Cette cohorte a rejoint le Centre d’instruction de Bapho le 25 février 2025. Pendant six mois, ces recrues ont suivi un programme rigoureux alliant formation militaire, instruction civique et éducation citoyenne. Les modules ont porté sur la tactique, la topographie, l’armement, l’instruction au tir, la sécurité militaire et le règlement du service dans l’Armée. En parallèle, une formation civique approfondie sur la connaissance du Mali, à travers son histoire, sa culture et ses institutions, leur a permis d’inculquer les valeurs fondamentales du patriotisme, du devoir et du sacrifice pour la patrie.
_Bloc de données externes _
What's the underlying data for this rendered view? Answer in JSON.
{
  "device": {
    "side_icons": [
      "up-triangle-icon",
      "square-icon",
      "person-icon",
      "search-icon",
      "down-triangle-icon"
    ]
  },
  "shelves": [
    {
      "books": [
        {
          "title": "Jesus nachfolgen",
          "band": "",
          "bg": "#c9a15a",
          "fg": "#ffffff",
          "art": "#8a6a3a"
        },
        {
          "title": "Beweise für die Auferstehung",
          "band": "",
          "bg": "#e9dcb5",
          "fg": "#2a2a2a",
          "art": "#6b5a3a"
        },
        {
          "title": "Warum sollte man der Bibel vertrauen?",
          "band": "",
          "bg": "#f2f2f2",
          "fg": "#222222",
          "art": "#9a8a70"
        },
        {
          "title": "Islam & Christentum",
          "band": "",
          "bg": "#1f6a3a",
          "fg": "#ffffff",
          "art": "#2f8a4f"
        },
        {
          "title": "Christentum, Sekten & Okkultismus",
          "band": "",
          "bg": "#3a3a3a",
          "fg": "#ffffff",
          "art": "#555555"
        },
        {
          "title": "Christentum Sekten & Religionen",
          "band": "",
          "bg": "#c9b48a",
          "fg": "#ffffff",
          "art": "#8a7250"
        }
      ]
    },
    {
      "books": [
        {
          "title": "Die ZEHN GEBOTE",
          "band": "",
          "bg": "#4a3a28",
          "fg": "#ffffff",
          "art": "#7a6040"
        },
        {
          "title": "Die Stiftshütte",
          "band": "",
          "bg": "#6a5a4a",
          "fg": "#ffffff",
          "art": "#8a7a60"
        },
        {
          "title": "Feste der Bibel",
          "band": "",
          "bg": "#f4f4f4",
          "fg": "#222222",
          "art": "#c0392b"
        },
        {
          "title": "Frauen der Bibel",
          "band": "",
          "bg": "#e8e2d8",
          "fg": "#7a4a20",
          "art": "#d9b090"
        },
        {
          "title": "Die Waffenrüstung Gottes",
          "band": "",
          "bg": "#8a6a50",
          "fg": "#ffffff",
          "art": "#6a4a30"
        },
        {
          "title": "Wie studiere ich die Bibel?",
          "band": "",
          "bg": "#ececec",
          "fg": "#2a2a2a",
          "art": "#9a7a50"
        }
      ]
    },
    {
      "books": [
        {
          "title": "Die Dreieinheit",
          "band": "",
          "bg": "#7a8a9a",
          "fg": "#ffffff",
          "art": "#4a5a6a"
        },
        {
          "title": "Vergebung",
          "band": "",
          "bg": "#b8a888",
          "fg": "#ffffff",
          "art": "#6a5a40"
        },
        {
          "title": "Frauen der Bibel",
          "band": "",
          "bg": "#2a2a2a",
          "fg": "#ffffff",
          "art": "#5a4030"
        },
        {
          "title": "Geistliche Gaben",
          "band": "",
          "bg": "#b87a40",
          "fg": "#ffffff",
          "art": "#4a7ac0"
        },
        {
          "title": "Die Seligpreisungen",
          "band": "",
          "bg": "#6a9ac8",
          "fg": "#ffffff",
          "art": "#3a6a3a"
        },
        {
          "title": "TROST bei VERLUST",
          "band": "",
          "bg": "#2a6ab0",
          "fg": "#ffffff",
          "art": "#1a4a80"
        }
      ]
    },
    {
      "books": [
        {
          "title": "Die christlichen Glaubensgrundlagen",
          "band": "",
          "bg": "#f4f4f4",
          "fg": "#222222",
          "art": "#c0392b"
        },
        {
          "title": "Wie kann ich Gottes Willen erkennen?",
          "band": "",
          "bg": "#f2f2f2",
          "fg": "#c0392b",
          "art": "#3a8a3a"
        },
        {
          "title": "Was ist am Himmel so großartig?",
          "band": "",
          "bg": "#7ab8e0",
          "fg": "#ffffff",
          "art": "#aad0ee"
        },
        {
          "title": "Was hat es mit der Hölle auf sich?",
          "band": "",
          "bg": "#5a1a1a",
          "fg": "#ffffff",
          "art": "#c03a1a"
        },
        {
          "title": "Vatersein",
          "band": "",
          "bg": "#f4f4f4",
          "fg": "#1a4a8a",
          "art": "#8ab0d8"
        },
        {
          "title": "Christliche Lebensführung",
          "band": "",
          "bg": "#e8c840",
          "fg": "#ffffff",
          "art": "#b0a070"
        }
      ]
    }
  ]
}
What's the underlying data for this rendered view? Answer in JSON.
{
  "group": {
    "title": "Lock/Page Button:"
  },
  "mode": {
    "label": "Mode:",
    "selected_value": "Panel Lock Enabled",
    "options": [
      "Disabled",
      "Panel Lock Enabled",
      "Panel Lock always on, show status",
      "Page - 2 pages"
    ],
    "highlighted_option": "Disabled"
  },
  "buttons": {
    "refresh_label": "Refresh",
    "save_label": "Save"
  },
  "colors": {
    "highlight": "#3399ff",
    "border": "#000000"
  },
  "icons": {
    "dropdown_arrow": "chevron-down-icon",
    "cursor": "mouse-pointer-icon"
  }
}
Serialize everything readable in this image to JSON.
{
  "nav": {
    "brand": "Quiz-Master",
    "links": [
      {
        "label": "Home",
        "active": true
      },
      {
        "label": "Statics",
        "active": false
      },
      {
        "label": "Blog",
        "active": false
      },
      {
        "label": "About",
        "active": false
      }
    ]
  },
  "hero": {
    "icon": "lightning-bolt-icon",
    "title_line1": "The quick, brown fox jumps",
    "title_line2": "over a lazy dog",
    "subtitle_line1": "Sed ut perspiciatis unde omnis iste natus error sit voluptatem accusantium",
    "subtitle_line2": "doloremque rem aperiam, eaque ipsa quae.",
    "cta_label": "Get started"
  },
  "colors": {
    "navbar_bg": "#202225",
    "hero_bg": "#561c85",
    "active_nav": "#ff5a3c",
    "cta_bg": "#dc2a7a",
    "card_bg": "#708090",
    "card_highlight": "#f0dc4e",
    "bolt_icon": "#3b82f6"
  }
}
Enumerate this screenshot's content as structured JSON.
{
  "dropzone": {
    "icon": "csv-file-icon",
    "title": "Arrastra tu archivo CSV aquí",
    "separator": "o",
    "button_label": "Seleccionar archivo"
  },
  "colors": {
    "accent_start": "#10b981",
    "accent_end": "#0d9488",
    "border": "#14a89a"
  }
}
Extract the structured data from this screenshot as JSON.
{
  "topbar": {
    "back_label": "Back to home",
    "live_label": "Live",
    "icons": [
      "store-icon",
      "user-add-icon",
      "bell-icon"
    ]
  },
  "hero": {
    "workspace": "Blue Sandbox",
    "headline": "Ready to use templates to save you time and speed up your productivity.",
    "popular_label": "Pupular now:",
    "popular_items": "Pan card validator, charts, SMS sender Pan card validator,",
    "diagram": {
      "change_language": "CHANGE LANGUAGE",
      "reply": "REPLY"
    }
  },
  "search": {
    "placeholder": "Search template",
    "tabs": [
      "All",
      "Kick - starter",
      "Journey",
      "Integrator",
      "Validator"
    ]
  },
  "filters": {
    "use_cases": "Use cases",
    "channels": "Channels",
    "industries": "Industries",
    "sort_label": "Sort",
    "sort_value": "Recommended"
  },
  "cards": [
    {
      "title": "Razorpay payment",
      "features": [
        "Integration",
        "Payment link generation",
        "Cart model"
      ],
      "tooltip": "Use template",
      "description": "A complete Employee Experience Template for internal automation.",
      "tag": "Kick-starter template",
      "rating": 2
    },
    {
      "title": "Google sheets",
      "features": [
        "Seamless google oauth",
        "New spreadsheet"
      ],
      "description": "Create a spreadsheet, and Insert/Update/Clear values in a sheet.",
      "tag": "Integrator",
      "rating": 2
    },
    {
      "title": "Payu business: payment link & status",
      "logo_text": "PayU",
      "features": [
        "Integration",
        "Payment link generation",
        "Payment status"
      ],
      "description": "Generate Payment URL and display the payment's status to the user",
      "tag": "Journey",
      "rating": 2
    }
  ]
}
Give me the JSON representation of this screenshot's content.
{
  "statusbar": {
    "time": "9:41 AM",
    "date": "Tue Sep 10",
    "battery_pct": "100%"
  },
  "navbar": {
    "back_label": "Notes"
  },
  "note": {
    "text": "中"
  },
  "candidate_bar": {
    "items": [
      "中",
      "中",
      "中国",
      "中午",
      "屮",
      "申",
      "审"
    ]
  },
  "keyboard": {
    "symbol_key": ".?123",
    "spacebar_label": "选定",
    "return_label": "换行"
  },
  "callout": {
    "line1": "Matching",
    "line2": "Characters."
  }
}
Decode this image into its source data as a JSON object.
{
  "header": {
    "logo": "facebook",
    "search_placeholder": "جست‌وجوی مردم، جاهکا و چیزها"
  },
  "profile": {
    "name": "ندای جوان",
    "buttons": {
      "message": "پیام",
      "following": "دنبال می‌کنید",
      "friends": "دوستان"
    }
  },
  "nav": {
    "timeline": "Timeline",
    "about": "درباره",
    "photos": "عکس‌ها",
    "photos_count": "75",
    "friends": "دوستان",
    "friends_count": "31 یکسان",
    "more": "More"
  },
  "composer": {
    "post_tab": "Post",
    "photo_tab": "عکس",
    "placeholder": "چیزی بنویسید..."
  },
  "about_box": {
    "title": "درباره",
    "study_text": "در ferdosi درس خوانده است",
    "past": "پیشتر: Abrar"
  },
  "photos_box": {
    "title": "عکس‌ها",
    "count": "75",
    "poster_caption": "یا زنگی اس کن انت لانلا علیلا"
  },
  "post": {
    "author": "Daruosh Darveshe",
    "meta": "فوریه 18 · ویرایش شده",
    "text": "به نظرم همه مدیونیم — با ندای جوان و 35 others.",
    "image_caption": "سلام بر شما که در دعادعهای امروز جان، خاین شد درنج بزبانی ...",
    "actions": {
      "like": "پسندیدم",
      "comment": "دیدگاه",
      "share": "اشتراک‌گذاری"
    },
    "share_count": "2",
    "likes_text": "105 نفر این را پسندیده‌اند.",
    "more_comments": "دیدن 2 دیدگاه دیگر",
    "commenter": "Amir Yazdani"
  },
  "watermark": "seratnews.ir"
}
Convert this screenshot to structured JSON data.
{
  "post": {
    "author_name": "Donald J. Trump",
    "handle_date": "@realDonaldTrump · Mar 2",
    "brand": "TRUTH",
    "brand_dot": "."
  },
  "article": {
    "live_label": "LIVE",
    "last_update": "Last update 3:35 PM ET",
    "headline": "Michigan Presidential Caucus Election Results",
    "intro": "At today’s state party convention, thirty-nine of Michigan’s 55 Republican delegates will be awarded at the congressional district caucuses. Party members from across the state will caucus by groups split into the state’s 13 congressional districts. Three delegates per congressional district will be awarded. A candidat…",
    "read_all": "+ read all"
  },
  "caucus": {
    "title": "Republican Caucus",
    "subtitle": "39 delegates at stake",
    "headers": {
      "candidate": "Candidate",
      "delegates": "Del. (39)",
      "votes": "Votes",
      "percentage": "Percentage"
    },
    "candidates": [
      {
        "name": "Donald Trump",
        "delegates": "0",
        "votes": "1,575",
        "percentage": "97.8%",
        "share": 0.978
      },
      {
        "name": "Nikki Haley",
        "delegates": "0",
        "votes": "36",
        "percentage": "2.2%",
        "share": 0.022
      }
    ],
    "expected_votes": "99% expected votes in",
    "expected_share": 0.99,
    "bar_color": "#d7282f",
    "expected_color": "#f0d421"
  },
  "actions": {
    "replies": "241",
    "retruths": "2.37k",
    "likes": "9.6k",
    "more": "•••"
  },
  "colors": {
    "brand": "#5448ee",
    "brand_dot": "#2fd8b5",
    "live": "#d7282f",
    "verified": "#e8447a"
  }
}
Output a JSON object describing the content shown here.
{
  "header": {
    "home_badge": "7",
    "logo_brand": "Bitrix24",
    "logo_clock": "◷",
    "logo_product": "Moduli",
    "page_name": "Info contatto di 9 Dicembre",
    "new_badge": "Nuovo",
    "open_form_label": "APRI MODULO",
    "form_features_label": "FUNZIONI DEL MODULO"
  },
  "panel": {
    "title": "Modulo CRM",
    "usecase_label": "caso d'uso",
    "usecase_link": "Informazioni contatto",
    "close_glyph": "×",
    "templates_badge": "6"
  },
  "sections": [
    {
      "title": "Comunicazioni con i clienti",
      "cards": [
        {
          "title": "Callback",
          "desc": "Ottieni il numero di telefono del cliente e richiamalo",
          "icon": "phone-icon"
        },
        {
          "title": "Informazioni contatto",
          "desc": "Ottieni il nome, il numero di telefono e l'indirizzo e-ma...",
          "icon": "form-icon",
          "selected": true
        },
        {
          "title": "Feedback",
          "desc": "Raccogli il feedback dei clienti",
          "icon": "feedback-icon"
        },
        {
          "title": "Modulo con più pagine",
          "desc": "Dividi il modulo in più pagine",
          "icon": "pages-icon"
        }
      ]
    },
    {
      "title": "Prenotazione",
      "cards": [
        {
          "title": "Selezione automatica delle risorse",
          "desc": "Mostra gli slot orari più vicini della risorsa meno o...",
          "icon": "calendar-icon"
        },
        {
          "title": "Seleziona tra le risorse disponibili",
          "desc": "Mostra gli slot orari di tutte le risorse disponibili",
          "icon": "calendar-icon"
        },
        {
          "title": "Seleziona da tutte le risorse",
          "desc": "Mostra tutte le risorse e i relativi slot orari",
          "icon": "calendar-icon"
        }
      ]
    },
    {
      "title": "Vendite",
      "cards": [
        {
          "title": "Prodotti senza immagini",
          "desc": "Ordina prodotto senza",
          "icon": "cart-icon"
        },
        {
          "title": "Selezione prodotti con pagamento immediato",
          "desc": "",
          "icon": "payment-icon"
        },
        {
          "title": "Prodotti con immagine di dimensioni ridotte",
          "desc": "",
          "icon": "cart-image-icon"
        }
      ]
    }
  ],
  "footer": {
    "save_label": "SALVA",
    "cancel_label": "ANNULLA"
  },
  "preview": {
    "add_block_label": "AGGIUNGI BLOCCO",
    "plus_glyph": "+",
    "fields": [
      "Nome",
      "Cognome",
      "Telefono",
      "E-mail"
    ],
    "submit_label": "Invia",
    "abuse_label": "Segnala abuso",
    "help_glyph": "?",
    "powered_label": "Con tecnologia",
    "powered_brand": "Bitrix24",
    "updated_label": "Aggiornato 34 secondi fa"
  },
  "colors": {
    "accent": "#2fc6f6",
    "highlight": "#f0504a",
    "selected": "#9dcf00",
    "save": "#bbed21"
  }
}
Sous la conduite du Ministère du Travail, de la Fonction Publique et du Dialogue Social, les recrues ont également bénéficié d’enseignements sur les valeurs du service public, l’intégrité, l’éthique et la déontologie, couronnés par un examen final sanctionné par un succès collectif.
Avec plus de 4 680 fonctionnaires déjà formés et une nouvelle cohorte de 2 370 recrues attendues, le SNJ s’impose comme un instrument essentiel dans la construction d’une jeunesse responsable, consciente de ses obligations civiques et patriotiques.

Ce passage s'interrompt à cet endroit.